Hassan Syed, the former president of the University College of the Cayman Islands, insisted Friday that he had not instructed the college’s accountant to lie to the auditor general’s office about his travel expenses.
Syed acknowledged he had emailed the accountant, telling him to inform auditors that all travel and hotel bills on the college credit card statements were work related.
He also accepted he had used the card to book multiple personal trips with female friends to Jamaica, Mexico and Panama.
But he rejected prosecutor Patrick Moran’s suggestion that he had been lying in an effort to mislead the auditor general, who was looking into the college’s finances.
“I don’t know what information I had at that time, I don’t remember the context,” he said.
The auditor general’s investigation into the college’s finances led to a draft report, shown to Syed in April 2007.
The former professor, on his fifth day in the witness box during his Grand Court trial, acknowledged that the report highlighted numerous concerns over his actions, including the credit card spending.
He accepted that he had left the island on a flight to Toronto five days after being presented with the report. But he insisted this was for medical reasons.
“You had no intention of returning to the Cayman Islands, did you?” prosecutor Patrick Moran asked.
“At that time, I did not know what was going to happen,” said Syed.
He acknowledged he had emptied his Cayman bank accounts of all but $800, but said that did not mean he intended to leave for good.
He said he had resigned in May for health reasons.
Syed also denied presenting the auditors with a fake credit card policy during their investigation in an effort to explain the spending.
Shown the document, which indicated multiple UCCI staff could use the card for various expenses, including gifts for visiting dignitaries, he said he was not the author.
He accepted that the electronic record of the document showed it had been prepared by someone with the username HSyed, but insisted, “I don’t know where this document came from.”
Syed was questioned Friday about more than US$400,000 of spending on his university credit card during his 20 months as president. He is charged with theft of more than US$200,000 from UCCI in relation to around half of that expenditure, which prosecutors allege was for personal use. He also faces 11 other charges connected to his use of college funds.
Syed has accepted that multiple transactions, including holidays, meals and gifts of jewelry for his girlfriend, were personal. But he has testified that an arrangement was in place for him to use the card for personal expenses and for the college’s accountant, Khemkaran Singh, to seek reimbursement.
He said he believed Mr. Singh could access the credit card statements and make deductions from his salary, as necessary.

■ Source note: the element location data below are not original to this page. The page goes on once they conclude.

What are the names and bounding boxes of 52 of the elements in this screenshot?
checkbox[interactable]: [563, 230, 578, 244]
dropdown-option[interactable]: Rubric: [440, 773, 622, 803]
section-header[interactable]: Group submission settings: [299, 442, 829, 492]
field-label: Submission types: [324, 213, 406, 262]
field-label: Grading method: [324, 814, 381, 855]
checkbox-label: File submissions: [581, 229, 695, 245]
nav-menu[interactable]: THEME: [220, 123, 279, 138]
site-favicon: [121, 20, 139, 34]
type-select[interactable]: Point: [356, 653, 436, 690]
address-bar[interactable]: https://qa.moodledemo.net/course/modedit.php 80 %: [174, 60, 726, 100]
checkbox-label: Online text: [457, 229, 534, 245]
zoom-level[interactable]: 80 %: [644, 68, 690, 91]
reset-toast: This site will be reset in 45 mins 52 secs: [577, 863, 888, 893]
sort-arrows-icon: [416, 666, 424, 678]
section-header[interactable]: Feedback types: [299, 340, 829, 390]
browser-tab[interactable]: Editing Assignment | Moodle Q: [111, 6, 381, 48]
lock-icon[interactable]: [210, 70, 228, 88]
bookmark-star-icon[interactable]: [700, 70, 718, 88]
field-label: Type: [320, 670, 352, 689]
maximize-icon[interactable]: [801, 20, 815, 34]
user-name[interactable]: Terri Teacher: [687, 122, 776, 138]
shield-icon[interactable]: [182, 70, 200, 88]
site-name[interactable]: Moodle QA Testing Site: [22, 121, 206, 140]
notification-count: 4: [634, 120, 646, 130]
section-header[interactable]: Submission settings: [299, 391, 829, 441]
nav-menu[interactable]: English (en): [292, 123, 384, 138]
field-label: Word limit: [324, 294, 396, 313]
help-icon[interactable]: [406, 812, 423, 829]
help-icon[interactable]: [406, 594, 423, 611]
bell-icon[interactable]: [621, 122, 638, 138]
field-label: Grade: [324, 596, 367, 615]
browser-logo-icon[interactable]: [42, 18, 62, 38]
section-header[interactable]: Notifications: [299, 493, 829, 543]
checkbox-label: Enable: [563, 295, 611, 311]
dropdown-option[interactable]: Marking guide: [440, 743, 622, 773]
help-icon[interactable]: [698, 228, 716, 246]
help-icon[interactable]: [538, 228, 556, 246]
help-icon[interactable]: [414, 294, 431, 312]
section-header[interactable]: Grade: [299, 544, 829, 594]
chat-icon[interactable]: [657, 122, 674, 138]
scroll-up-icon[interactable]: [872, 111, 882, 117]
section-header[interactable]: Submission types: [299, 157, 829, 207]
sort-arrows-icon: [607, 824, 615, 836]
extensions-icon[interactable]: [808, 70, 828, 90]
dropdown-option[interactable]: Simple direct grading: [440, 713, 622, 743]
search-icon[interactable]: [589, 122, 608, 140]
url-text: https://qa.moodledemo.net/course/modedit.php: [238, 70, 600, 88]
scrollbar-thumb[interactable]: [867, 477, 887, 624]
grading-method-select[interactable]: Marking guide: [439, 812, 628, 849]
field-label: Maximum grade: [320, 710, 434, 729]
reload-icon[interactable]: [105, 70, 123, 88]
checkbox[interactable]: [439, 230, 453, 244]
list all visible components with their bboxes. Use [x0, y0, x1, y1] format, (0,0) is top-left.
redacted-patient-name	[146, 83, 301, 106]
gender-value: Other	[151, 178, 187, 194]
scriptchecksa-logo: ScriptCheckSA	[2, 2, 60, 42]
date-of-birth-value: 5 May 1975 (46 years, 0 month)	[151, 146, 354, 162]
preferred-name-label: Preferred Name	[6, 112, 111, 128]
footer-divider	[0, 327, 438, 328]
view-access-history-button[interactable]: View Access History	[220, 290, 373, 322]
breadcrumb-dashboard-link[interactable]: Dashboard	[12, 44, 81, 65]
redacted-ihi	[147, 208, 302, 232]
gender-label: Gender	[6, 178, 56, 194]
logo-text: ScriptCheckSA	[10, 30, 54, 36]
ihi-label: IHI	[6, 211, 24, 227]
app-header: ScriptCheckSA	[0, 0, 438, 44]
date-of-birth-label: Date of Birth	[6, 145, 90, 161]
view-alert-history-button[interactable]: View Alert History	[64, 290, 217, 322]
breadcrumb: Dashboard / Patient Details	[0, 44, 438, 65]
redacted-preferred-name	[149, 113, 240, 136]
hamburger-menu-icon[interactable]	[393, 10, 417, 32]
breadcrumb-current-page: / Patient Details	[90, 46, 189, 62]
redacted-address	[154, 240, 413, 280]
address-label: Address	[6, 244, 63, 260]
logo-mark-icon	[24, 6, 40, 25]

Under questioning from Mr. Moran on Friday, Syed acknowledged that the accountant had emailed him in May 2007 asking him to account for around US$90,000 spending on the college card, US$40,000 of which the Crown says was personal.
He accepted that he had not done so and that he had gone on to spend another $25,000 on the college card for personal use over the next six weeks.
The prosecutor reeled off a list of personal expenses in the months that followed, including thousands of dollars of jewelry, clothes and a Gucci handbag for his girlfriend, home improvements for himself and his girlfriend and a pharmacy bill for Viagra.
“By the end of September, $120,000 in personal expenditure and not one receipt to Mr. Singh?” Mr. Moran asked.
Mr. Syed said, “I don’t remember giving any receipts.”
He said the accountant would have had access to the statements and his assistant would have had some receipts but he did not know how many or which ones.
In his evidence in chief, Syed accepted he had been negligent about record keeping but said he had not been dishonest. He said there was an agreement in place that the card could be used for personal expenditure and reimbursements made.
On Thursday afternoon, Syed was questioned about a salary advance of just over $70,000 he had been given by the college in January 2007.
Under questioning from Mr. Moran, he accepted that he had used $60,000 of this money to pay off a student loan for his then-girlfriend, Katrina Parchment.
He acknowledged that he had asked for the salary advance for “medical reasons” but suggested that once he had the money, it was up to him to decide how it was used since he would be paying it back.
He claimed the salary advance had been approved by Conor O’Dea, then-president of the UCCI board of governors, and denied forging emails to fool the accountant into paying the advance. Earlier in the trial, Mr. O’Dea testified that he was unaware of the advance until after the fact. Mr. O’Dea said he had not approved it, but acknowledged he had set up an agreed schedule of repayment when it was brought to his attention several months later. He said he believed it was for medical expenses and he was sympathetic to Syed.
Syed completed his evidence Friday. The defense is expected to call character witnesses on Monday, with closing statements from both sides later in the week.